As the Covid crisis subsides, countries in Europe are opening up again, one by one. It is now clear the omicron variant is much less health-threatening than the delta variant, but also
both vaccines and natural immunity have played a role in getting Europe through.
During the last few months, the
responses by European countries have been rather different. While the UK didn't do all that much really, Sweden lightly
reverted on its «no lockdown» policy, while a number of countries, from Belgium to Greece, introduced extra lockdown measures, with the Netherlands going the furthest.

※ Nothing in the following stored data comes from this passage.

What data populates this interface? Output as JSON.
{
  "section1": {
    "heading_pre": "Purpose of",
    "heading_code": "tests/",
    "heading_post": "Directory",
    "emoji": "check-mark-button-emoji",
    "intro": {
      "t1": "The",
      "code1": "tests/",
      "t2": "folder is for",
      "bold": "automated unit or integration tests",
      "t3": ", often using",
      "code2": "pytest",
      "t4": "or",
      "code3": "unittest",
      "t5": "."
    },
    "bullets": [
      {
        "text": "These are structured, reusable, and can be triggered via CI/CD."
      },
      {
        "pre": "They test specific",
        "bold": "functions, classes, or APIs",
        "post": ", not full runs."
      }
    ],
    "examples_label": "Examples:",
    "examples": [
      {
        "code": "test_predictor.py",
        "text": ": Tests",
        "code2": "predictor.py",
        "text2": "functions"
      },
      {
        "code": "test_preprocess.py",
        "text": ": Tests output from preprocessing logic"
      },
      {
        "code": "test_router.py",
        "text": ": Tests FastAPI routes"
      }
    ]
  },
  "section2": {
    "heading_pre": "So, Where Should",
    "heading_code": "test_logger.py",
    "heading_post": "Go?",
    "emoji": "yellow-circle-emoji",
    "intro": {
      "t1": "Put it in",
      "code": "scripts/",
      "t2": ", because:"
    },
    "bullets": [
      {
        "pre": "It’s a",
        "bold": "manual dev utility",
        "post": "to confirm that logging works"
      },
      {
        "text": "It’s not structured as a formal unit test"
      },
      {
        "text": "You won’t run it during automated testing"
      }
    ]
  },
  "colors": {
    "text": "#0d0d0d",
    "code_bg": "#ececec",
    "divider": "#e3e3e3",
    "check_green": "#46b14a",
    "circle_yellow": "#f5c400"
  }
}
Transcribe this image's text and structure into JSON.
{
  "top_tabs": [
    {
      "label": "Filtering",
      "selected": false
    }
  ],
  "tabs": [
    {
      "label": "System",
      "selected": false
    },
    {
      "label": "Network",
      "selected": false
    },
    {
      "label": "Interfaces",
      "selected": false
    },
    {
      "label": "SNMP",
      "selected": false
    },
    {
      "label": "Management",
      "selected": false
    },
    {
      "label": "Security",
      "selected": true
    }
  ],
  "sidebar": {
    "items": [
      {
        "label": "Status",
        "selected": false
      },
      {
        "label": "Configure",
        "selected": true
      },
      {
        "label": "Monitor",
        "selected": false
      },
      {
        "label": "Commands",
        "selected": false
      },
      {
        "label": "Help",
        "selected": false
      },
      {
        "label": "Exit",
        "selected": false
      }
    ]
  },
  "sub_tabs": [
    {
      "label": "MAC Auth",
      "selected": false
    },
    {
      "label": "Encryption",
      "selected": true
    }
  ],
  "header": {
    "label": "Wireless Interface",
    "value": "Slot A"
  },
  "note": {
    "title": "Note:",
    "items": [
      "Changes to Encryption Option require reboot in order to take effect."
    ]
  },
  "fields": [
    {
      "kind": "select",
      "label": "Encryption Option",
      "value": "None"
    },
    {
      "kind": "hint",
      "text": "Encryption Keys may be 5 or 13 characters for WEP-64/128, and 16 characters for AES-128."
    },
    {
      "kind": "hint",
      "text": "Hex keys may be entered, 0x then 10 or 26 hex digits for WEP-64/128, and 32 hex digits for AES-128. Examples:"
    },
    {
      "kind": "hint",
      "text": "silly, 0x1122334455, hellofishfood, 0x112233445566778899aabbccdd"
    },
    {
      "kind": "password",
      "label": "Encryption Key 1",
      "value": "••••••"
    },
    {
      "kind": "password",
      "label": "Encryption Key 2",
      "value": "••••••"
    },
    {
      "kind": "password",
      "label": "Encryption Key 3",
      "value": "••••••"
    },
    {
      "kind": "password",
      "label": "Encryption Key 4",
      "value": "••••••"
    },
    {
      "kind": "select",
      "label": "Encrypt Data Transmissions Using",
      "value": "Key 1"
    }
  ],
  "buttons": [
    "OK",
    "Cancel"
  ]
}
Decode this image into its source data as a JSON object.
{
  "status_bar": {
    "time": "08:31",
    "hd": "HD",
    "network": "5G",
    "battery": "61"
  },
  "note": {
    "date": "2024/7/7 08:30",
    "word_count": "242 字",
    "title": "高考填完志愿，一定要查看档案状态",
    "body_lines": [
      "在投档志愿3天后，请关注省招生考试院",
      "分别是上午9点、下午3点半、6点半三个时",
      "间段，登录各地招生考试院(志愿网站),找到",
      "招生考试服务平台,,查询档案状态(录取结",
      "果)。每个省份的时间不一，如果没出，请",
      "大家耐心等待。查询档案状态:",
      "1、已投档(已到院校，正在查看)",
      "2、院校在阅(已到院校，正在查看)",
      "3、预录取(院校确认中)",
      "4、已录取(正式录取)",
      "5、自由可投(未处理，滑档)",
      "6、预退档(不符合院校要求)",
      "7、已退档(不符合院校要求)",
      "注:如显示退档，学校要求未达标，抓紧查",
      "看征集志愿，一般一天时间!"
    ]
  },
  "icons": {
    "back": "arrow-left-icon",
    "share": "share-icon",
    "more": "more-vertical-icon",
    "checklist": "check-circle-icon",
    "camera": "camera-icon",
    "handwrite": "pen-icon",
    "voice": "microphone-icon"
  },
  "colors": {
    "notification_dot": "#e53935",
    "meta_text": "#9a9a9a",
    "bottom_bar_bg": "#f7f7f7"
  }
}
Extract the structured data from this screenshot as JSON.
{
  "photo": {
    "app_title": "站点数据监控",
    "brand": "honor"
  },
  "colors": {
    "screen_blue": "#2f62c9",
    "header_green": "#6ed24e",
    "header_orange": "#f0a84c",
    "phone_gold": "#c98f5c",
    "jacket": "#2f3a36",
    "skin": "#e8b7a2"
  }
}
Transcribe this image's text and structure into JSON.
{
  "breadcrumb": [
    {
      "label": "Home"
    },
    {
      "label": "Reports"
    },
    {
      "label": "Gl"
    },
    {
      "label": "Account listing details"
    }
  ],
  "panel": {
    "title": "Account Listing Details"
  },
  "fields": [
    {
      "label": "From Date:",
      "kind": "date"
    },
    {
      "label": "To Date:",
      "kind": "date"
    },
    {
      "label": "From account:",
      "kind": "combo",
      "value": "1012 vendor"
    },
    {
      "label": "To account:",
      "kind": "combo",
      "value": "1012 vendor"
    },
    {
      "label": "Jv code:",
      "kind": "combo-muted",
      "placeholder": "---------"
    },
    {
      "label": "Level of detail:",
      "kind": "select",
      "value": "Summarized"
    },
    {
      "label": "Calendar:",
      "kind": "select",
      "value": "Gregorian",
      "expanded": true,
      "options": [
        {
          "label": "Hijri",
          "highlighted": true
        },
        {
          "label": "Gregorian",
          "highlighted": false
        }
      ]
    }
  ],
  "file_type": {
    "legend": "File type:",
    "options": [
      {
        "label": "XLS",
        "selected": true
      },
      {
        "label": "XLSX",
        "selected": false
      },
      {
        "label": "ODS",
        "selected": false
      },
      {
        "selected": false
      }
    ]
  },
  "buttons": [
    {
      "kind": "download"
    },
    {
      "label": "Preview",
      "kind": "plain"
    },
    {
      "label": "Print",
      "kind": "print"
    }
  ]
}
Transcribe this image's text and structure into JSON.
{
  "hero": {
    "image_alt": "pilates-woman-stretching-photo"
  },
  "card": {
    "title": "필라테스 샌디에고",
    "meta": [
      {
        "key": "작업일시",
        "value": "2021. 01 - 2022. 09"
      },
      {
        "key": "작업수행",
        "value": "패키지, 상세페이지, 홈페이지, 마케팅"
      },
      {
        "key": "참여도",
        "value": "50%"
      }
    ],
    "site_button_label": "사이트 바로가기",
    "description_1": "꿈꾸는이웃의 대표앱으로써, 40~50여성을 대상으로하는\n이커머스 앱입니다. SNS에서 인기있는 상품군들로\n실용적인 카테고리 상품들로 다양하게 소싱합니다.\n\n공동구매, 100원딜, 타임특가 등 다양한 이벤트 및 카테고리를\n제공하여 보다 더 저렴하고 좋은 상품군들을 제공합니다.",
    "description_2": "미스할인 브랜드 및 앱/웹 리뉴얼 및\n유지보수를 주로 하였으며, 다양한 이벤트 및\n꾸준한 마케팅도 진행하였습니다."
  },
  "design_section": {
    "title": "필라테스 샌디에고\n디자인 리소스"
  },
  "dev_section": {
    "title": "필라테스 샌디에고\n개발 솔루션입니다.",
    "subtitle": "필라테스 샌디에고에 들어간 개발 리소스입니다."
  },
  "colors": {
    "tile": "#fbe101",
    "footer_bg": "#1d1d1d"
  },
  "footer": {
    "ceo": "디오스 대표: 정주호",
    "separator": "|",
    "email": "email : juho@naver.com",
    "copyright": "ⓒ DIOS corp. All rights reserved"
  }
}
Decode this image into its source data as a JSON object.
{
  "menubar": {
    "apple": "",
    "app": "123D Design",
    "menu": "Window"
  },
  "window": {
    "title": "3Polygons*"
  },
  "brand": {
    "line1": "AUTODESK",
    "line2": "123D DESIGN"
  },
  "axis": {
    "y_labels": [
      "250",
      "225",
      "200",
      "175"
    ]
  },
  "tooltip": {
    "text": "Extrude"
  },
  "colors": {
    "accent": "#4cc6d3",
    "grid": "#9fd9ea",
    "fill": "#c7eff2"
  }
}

One important measure which most EU member states had in place was the vaccination passport, used to prevent people that are not vaccinated - sometimes even when they had been tested negative - to obtain access to bars, restaurants, sports and culture facilities - and sometimes even
public transport.
It cannot be sufficiently repeated how such vaccine passports were not backed up by science, for the simple reason that those that are vaccinated are still able to pass on the virus, as the value of the vaccines was mainly to suppress the symptoms of illness.It is still hard to believe how European politicians could get away with introducing severe restrictions for the non-vaccinated part of the population without sufficient evidence that this actually boosted protection. To be fair, vaccinated people are less contagious than the non-vaccinated, but by no means to a degree that can ever justify the intrusive vaccine passport system.